Jamaica Gleaner / With one week to go before voters in South East St Mary go to the polls in a by-election, Trinidadian pollster Derek Ramsamooj is projecting a victory for the Jamaica Labour Party’s Dr Norman Dunn, but he has warned the JLP that its win is not assured.
Ramsamooj, who was contracted by the JLP to conduct two polls in the battleground constituency, says his latest test of the pulse of the constituency, which was done last Monday and Tuesday, showed the JLP ahead in all major indicators, but the People’s National Party’s Dr Shane Alexis still in with a shout.
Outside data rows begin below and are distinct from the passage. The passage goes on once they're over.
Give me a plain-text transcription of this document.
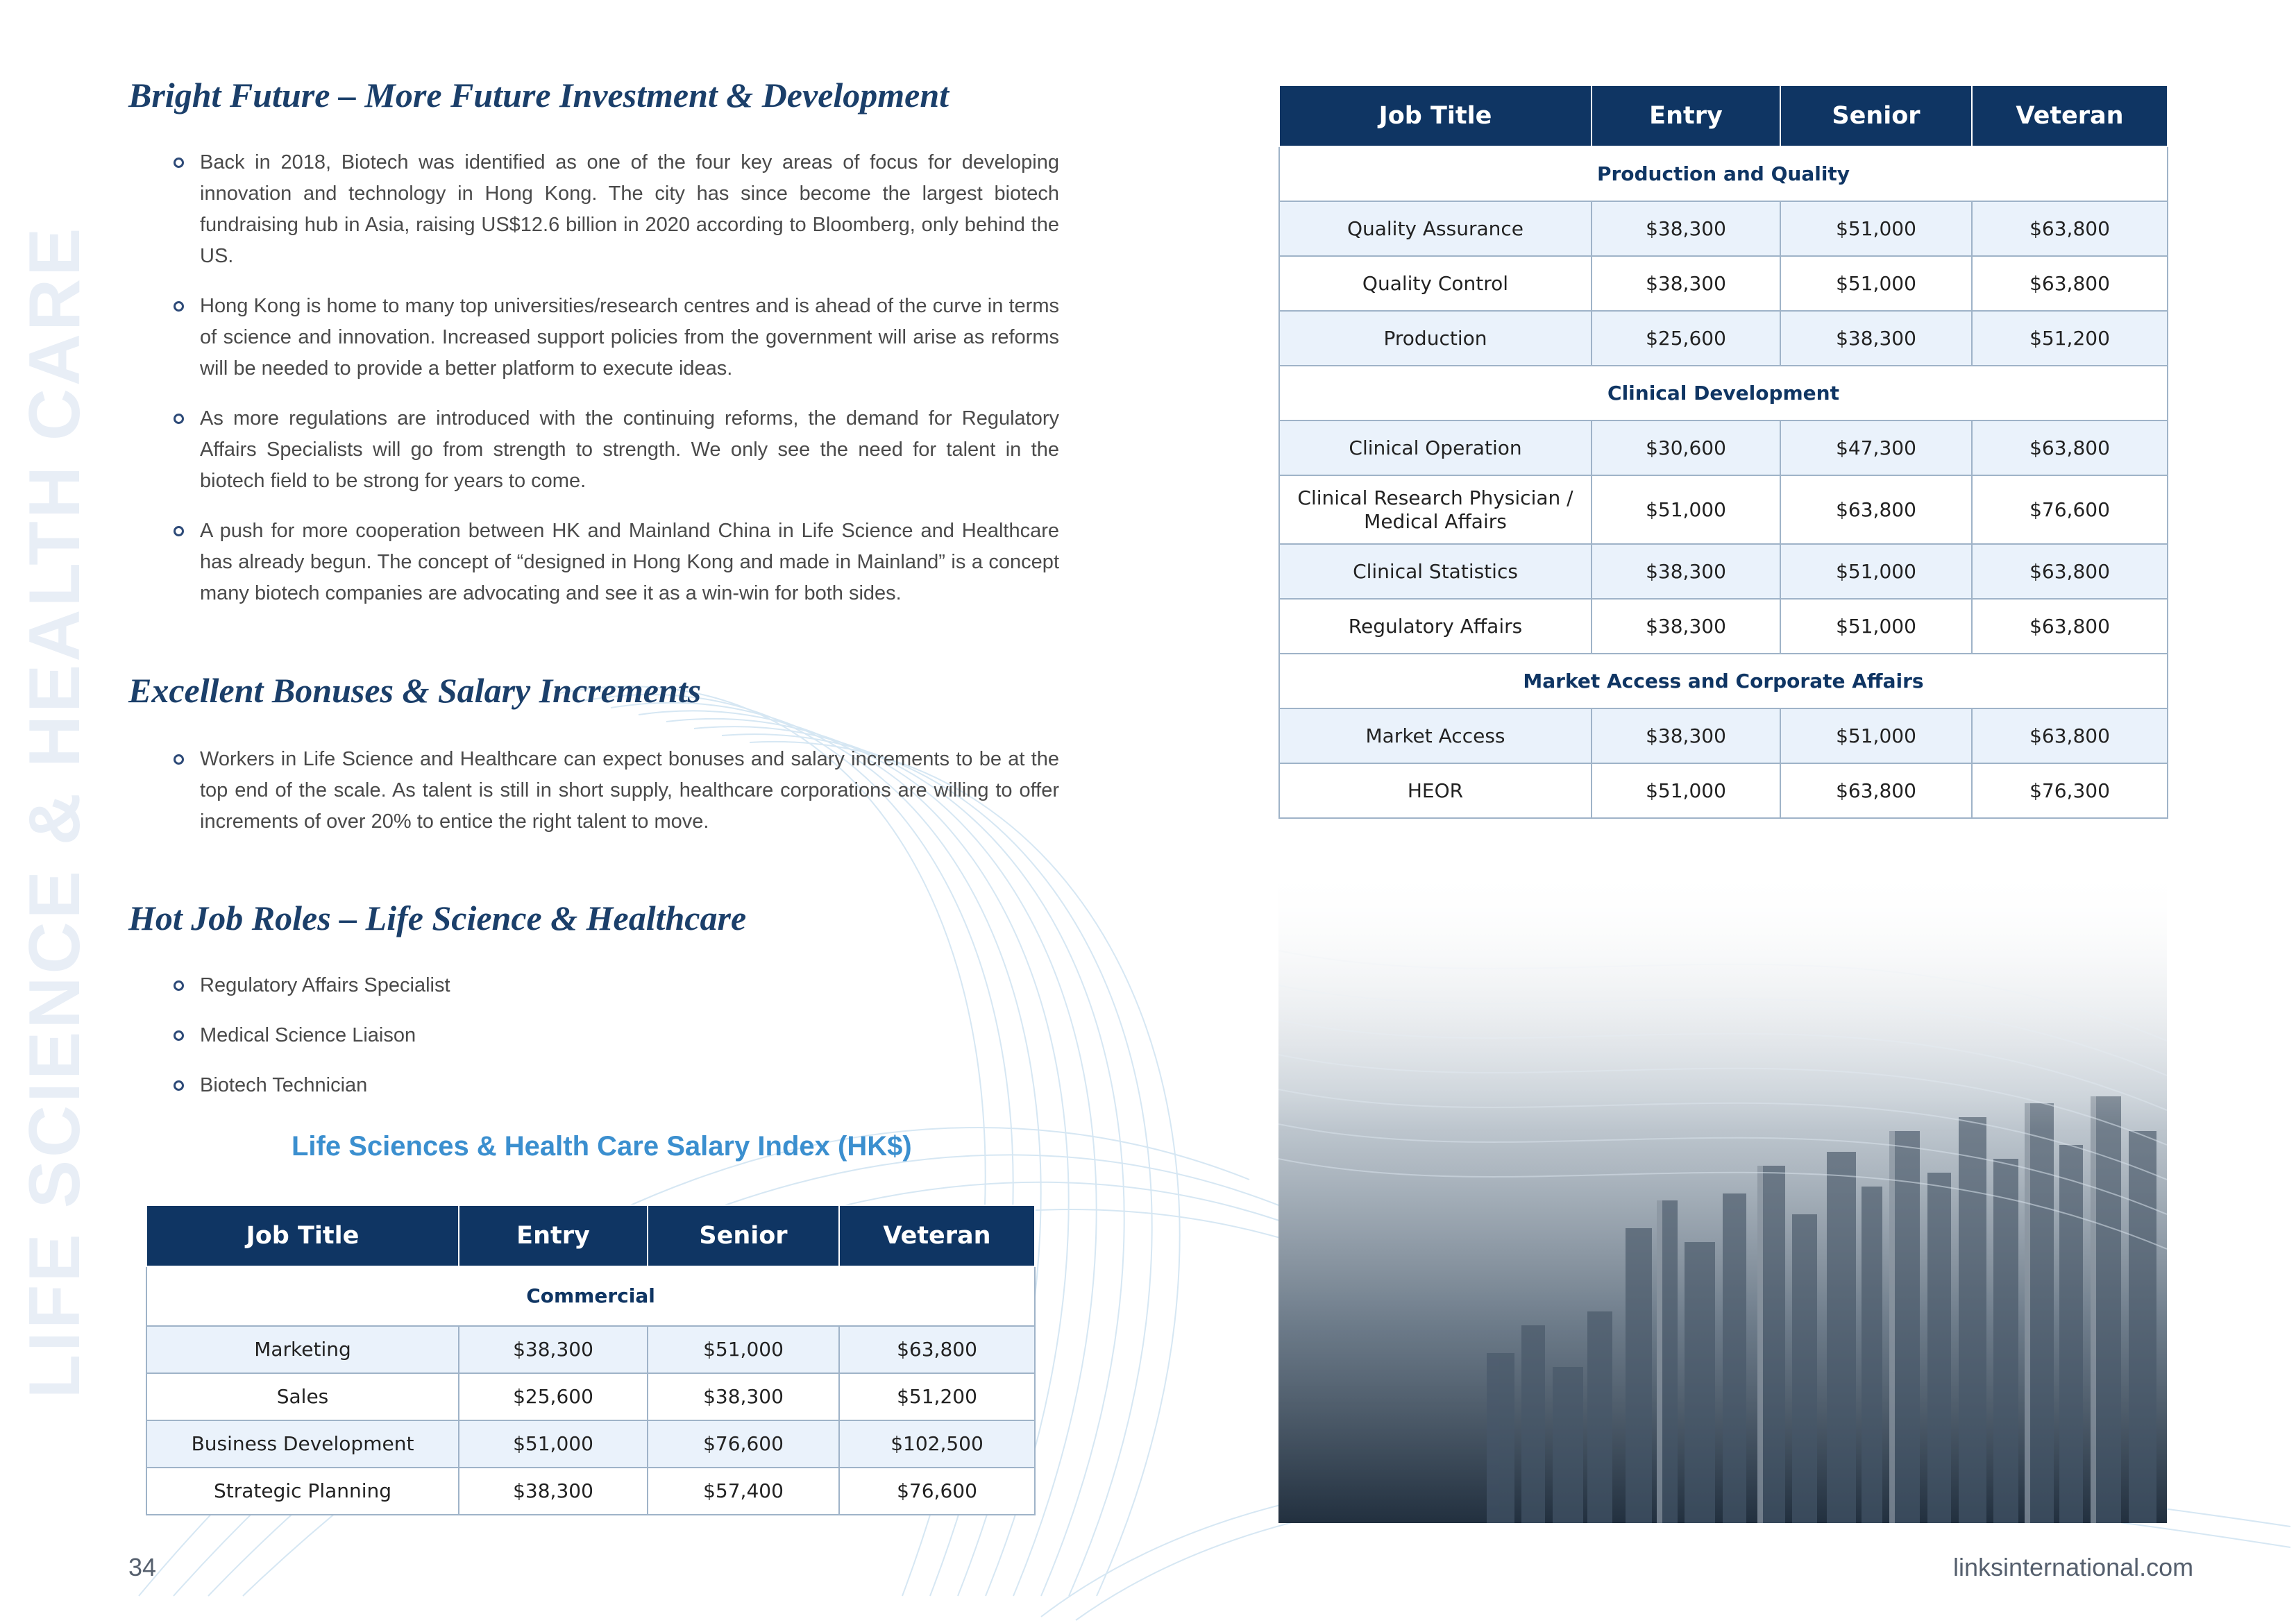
LIFE SCIENCE & HEALTH CARE
Bright Future – More Future Investment & Development
Back in 2018, Biotech was identified as one of the four key areas of focus for developing innovation and technology in Hong Kong. The city has since become the largest biotech fundraising hub in Asia, raising US$12.6 billion in 2020 according to Bloomberg, only behind the US.
Hong Kong is home to many top universities/research centres and is ahead of the curve in terms of science and innovation. Increased support policies from the government will arise as reforms will be needed to provide a better platform to execute ideas.
As more regulations are introduced with the continuing reforms, the demand for Regulatory Affairs Specialists will go from strength to strength. We only see the need for talent in the biotech field to be strong for years to come.
A push for more cooperation between HK and Mainland China in Life Science and Healthcare has already begun. The concept of “designed in Hong Kong and made in Mainland” is a concept many biotech companies are advocating and see it as a win-win for both sides.
Excellent Bonuses & Salary Increments
Workers in Life Science and Healthcare can expect bonuses and salary increments to be at the top end of the scale. As talent is still in short supply, healthcare corporations are willing to offer increments of over 20% to entice the right talent to move.
Hot Job Roles – Life Science & Healthcare
Regulatory Affairs Specialist
Medical Science Liaison
Biotech Technician
Life Sciences & Health Care Salary Index (HK$)
Job Title	Entry	Senior	Veteran
Commercial			
Marketing	$38,300	$51,000	$63,800
Sales	$25,600	$38,300	$51,200
Business Development	$51,000	$76,600	$102,500
Strategic Planning	$38,300	$57,400	$76,600
Job Title	Entry	Senior	Veteran
Production and Quality			
Quality Assurance	$38,300	$51,000	$63,800
Quality Control	$38,300	$51,000	$63,800
Production	$25,600	$38,300	$51,200
Clinical Development			
Clinical Operation	$30,600	$47,300	$63,800
Clinical Research Physician / Medical Affairs	$51,000	$63,800	$76,600
Clinical Statistics	$38,300	$51,000	$63,800
Regulatory Affairs	$38,300	$51,000	$63,800
Market Access and Corporate Affairs			
Market Access	$38,300	$51,000	$63,800
HEOR	$51,000	$63,800	$76,300
34	linksinternational.com
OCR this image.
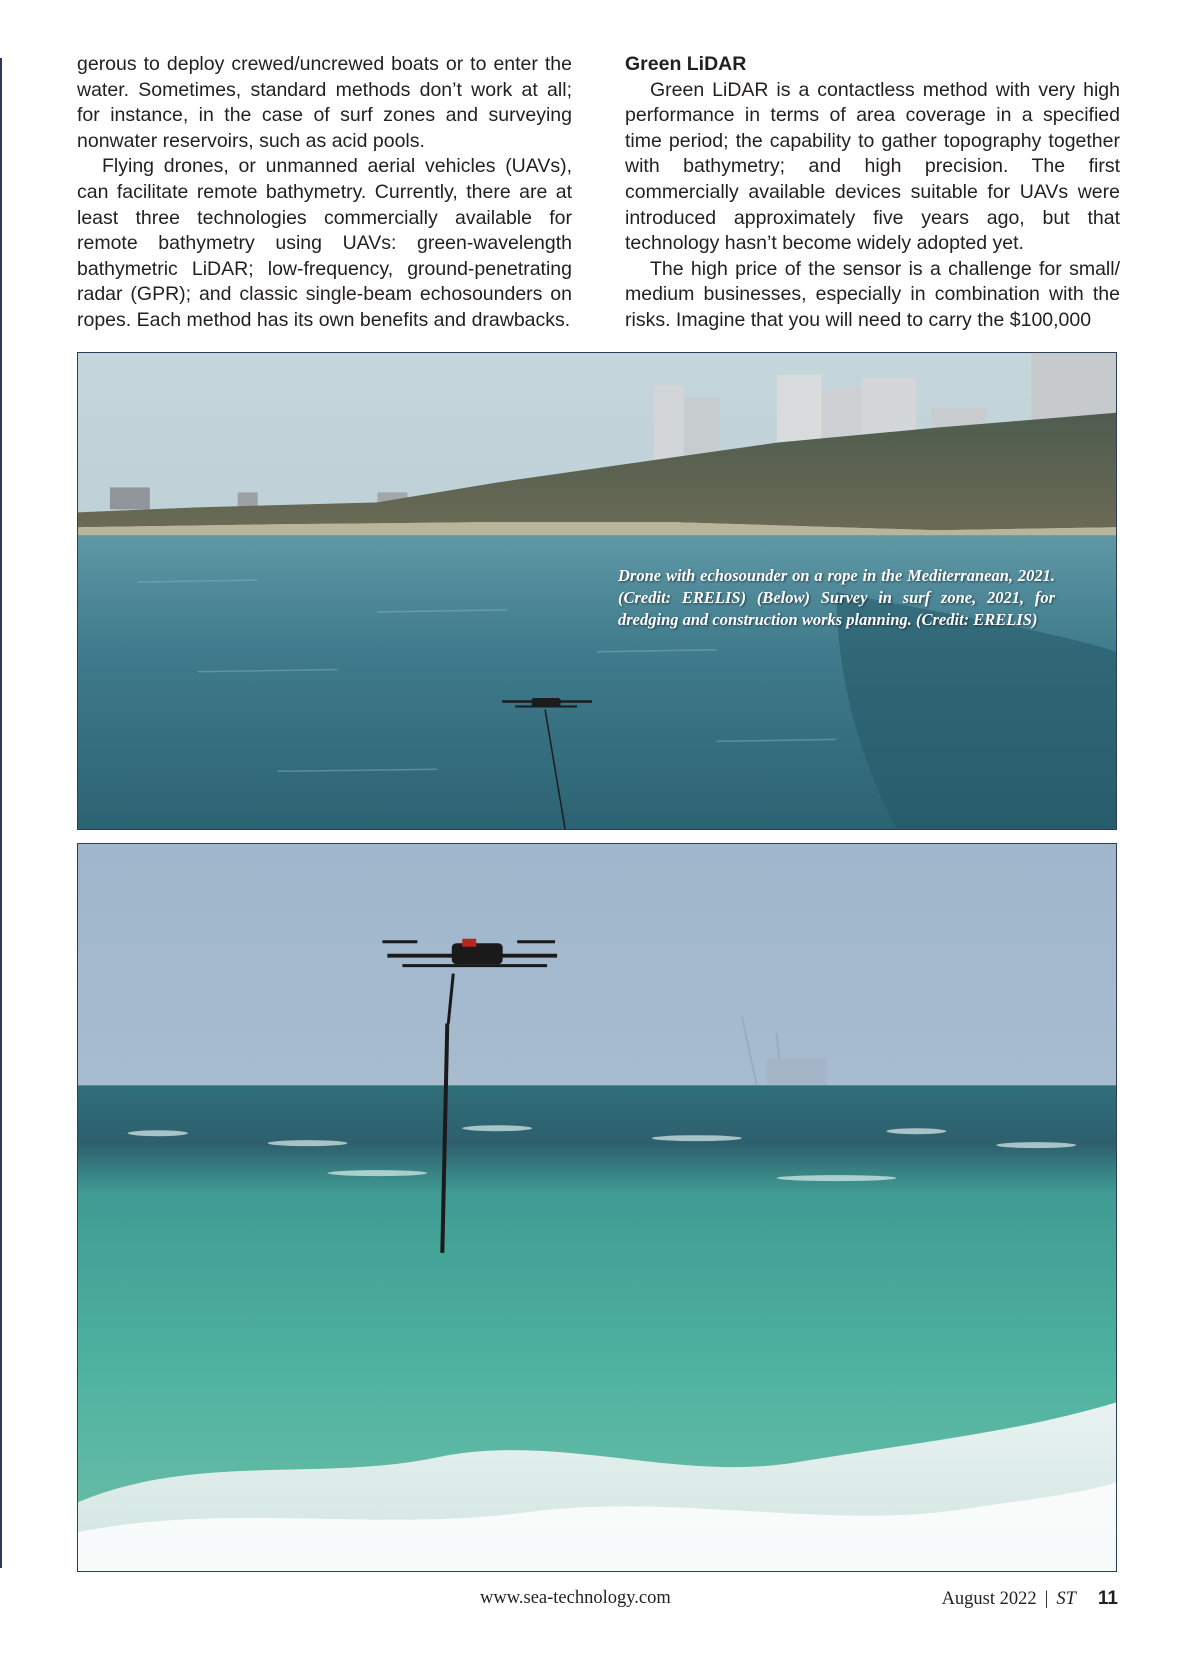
gerous to deploy crewed/uncrewed boats or to enter the water. Sometimes, standard methods don’t work at all; for instance, in the case of surf zones and surveying nonwater reservoirs, such as acid pools.

Flying drones, or unmanned aerial vehicles (UAVs), can facilitate remote bathymetry. Currently, there are at least three technologies commercially available for remote bathymetry using UAVs: green-wavelength bathymetric LiDAR; low-frequency, ground-penetrating radar (GPR); and classic single-beam echosounders on ropes. Each method has its own benefits and drawbacks.

Green LiDAR

Green LiDAR is a contactless method with very high performance in terms of area coverage in a specified time period; the capability to gather topography together with bathymetry; and high precision. The first commercially available devices suitable for UAVs were introduced approximately five years ago, but that technology hasn’t become widely adopted yet.

The high price of the sensor is a challenge for small/ medium businesses, especially in combination with the risks. Imagine that you will need to carry the $100,000

Drone with echosounder on a rope in the Mediterranean, 2021. (Credit: ERELIS) (Below) Survey in surf zone, 2021, for dredging and construction works planning. (Credit: ERELIS)
www.sea-technology.com	August 2022 | ST 11
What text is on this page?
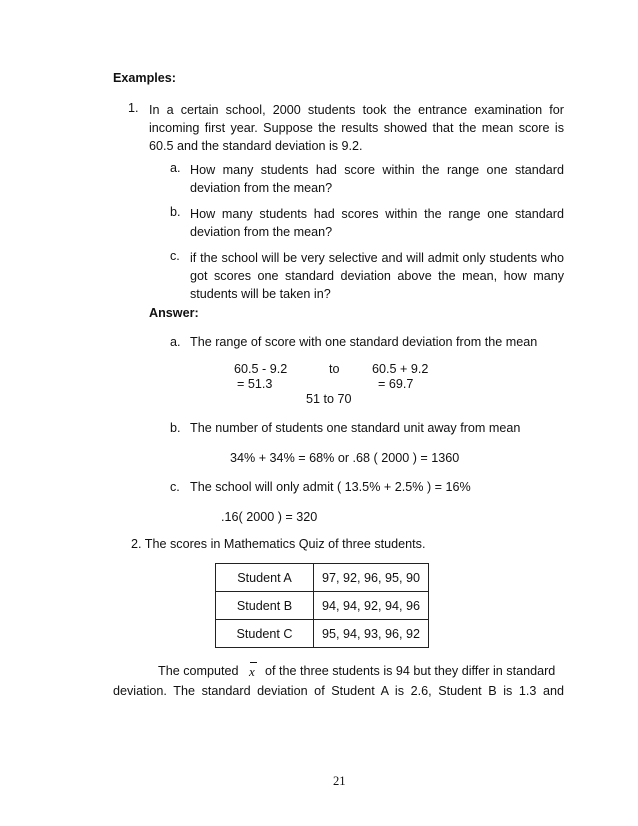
Examples:
1. In a certain school, 2000 students took the entrance examination for incoming first year. Suppose the results showed that the mean score is 60.5 and the standard deviation is 9.2.
a. How many students had score within the range one standard deviation from the mean?
b. How many students had scores within the range one standard deviation from the mean?
c. if the school will be very selective and will admit only students who got scores one standard deviation above the mean, how many students will be taken in?
Answer:
a. The range of score with one standard deviation from the mean
60.5 - 9.2	to	60.5 + 9.2
= 51.3	= 69.7
51 to 70
b. The number of students one standard unit away from mean
34% + 34% = 68% or .68 ( 2000 ) = 1360
c. The school will only admit ( 13.5% + 2.5% ) = 16%
.16( 2000 ) = 320
2. The scores in Mathematics Quiz of three students.
Student A	97, 92, 96, 95, 90
Student B	94, 94, 92, 94, 96
Student C	95, 94, 93, 96, 92
The computed x of the three students is 94 but they differ in standard
deviation. The standard deviation of Student A is 2.6, Student B is 1.3 and
21
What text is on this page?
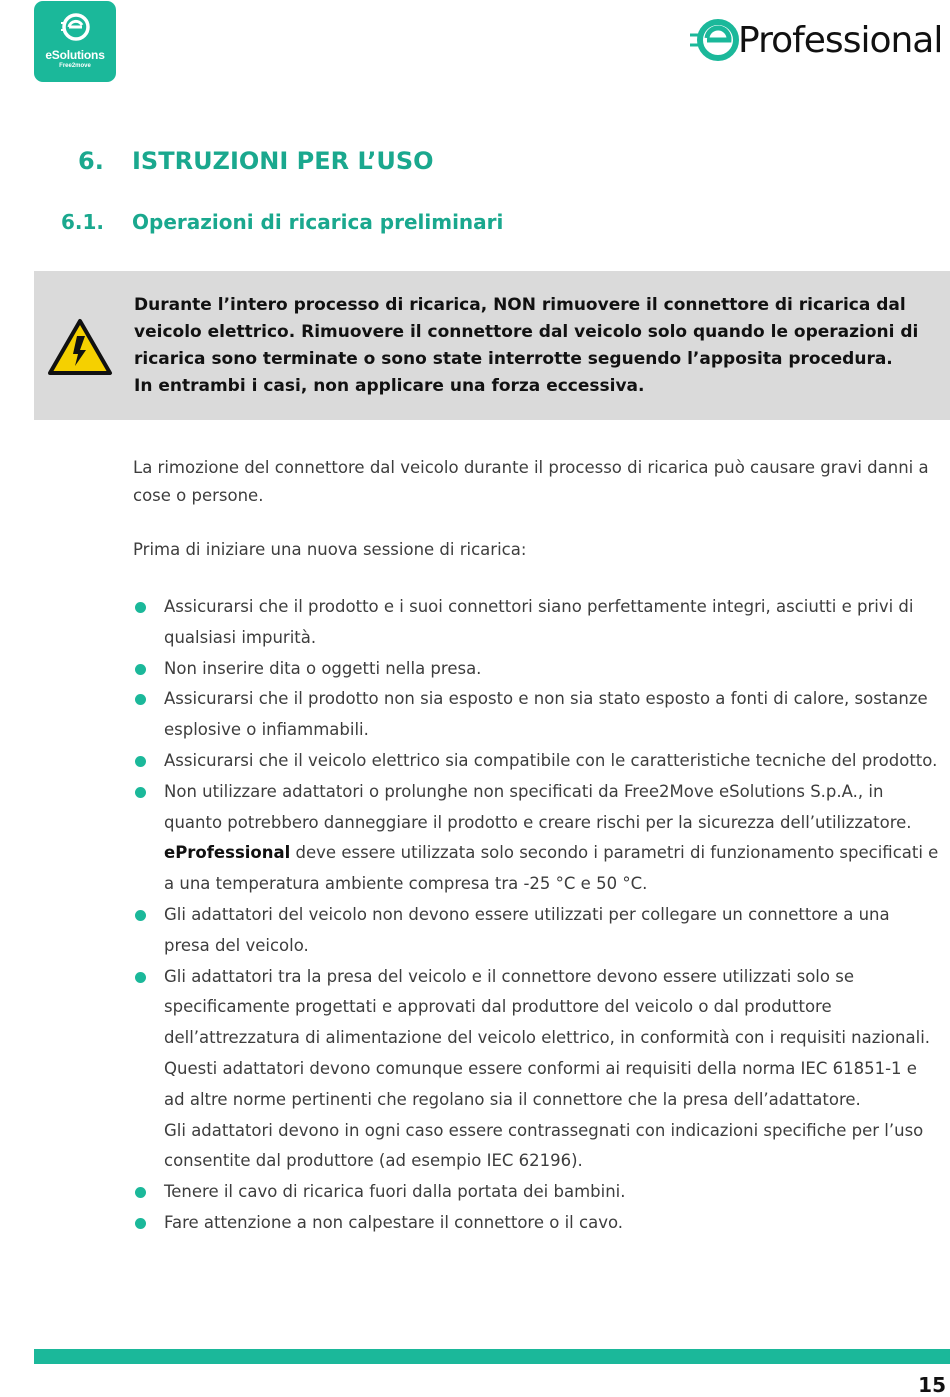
eSolutions
Free2move
Professional
6. ISTRUZIONI PER L’USO
6.1. Operazioni di ricarica preliminari
Durante l’intero processo di ricarica, NON rimuovere il connettore di ricarica dal
veicolo elettrico. Rimuovere il connettore dal veicolo solo quando le operazioni di
ricarica sono terminate o sono state interrotte seguendo l’apposita procedura.
In entrambi i casi, non applicare una forza eccessiva.
La rimozione del connettore dal veicolo durante il processo di ricarica può causare gravi danni a
cose o persone.
Prima di iniziare una nuova sessione di ricarica:
Assicurarsi che il prodotto e i suoi connettori siano perfettamente integri, asciutti e privi di
qualsiasi impurità.
Non inserire dita o oggetti nella presa.
Assicurarsi che il prodotto non sia esposto e non sia stato esposto a fonti di calore, sostanze
esplosive o infiammabili.
Assicurarsi che il veicolo elettrico sia compatibile con le caratteristiche tecniche del prodotto.
Non utilizzare adattatori o prolunghe non specificati da Free2Move eSolutions S.p.A., in
quanto potrebbero danneggiare il prodotto e creare rischi per la sicurezza dell’utilizzatore.
eProfessional deve essere utilizzata solo secondo i parametri di funzionamento specificati e
a una temperatura ambiente compresa tra -25 °C e 50 °C.
Gli adattatori del veicolo non devono essere utilizzati per collegare un connettore a una
presa del veicolo.
Gli adattatori tra la presa del veicolo e il connettore devono essere utilizzati solo se
specificamente progettati e approvati dal produttore del veicolo o dal produttore
dell’attrezzatura di alimentazione del veicolo elettrico, in conformità con i requisiti nazionali.
Questi adattatori devono comunque essere conformi ai requisiti della norma IEC 61851-1 e
ad altre norme pertinenti che regolano sia il connettore che la presa dell’adattatore.
Gli adattatori devono in ogni caso essere contrassegnati con indicazioni specifiche per l’uso
consentite dal produttore (ad esempio IEC 62196).
Tenere il cavo di ricarica fuori dalla portata dei bambini.
Fare attenzione a non calpestare il connettore o il cavo.
15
“This election … is going to be about election day machinery and making sure that you can take your supporters out to vote on the day,” said Ramsamooj.
According to him, his poll with a sample size of 1,738 respondents, conducted door-to-door in the four divisions in the constituency, found that 54.32 per cent of the electorate said they would vote JLP, while 33.03 said they would vote PNP and 12.66 said they were either undecided or would not vote.
The poll has a margin of error of plus or minus five per cent, which should indicate a comfortable victory for Dunn come next Monday.
But Ramsamooj indicated that it is much too early for the JLP to start the celebrations as one wrong move could shift the political ground.
“Any political party that makes an unforced error now can build the default vote against them and the beneficiary would be the other party. There must be no errors made, no bad public statements made, and equally, there must be clearly strategised election day machinery to convert all you supporters into voters,” argued Ramsamooj.
He told The Sunday Gleaner that Dunn has the advantage as his party leader, Prime Minister Andrew Holness, holds a sizeable support lead over PNP President Dr Peter Phillips in the constituency while almost seven out of every 10 respondents said they would rather a representative with ties to the constituency than an outsider such as Alexis.
Alexis still a contender
However, the pollster noted that if voters, particularly those who have not yet made up their minds, are convinced that Alexis would make their circumstances better, they would vote for him.
“It’s also going to be about the electorate having the confidence that whoever they vote for will be able to improve the quality of their lives,” said Ramsamooj, as he identified job creation, infrastructure, help for the farming community as some of the major areas the voters are looking to their new MP to address.
“You have to resonate with the issues of the constituency and the issues that are going to improve people’s lives. The problem is going to be, this is not a campaign in the media like the general election campaign, this is more a ground campaign, a community by community, village by village, family by family campaign.”
Ramsamooj noted that the poll did not find any significant movement in voting plans with the JLP’s revelation that Alexis did not hold a Jamaican passport, as persons’ position on the issue was in line with their party preference.
According to Ramsamooj, even while the citizenship issue might not move voters, it worked as a political strategy.
“What it did have the impact on was taking away the major space from any other issue. When you run a political campaign it is to dominate public spaces in terms of the issues you would like to prevail, and for a number of days this was the issue for media and media space. It basically consolidated the (JLP) base but it is not the determining issue,” argued Ramsamooj.
He pointed out that determining issues could be how both parties perform in the Belfield and Annotto Bay divisions in the constituency.
In the 2016 general election the PNP took the Belfield division by 484 votes and the Annotto Bay division by 269.
But by the local government election months later, the JLP turned around Annotto Bay, winning by 356 votes, and the PNP struggled to hold on to Belfield, winning with a 250-vote margin.
Ramsamooj found the parties in the dogfight in Belfield with the PNP at 46 per cent to the JLP 43, while the JLP was comfortably ahead in Annotto Bay 55 per cent to the PNP’s 31.
The other two divisions in the constituency, Castleton and Richmond, voted JLP in 2016, and the pollster said that is unlikely to change as 71 per cent of the respondents in the former and 50 per cent in the latter said they would vote Dunn.
With questions already being asked about the accuracy of his polls, based on the fact that he was contracted by the JLP, Ramsamooj pointed to his work in the 2016 general election in Jamaica, his polls in Antigua, Belize, Trinidad and other countries as he declared: “My integrity is more important than any client.”
The PNP has reportedly conducted its internal poll but told our news team that it would not release its figures to be matched against the JLP’s “unfortunate effort to mislead the Jamaican electorate”.
However, unofficial data from a PNP insider showed Alexis with 34 per cent support to Dunn’s 28 per cent. The data showed a sample size of 501 eligible voters in the constituency and a margin of error of plus or minus 4.4 per cent.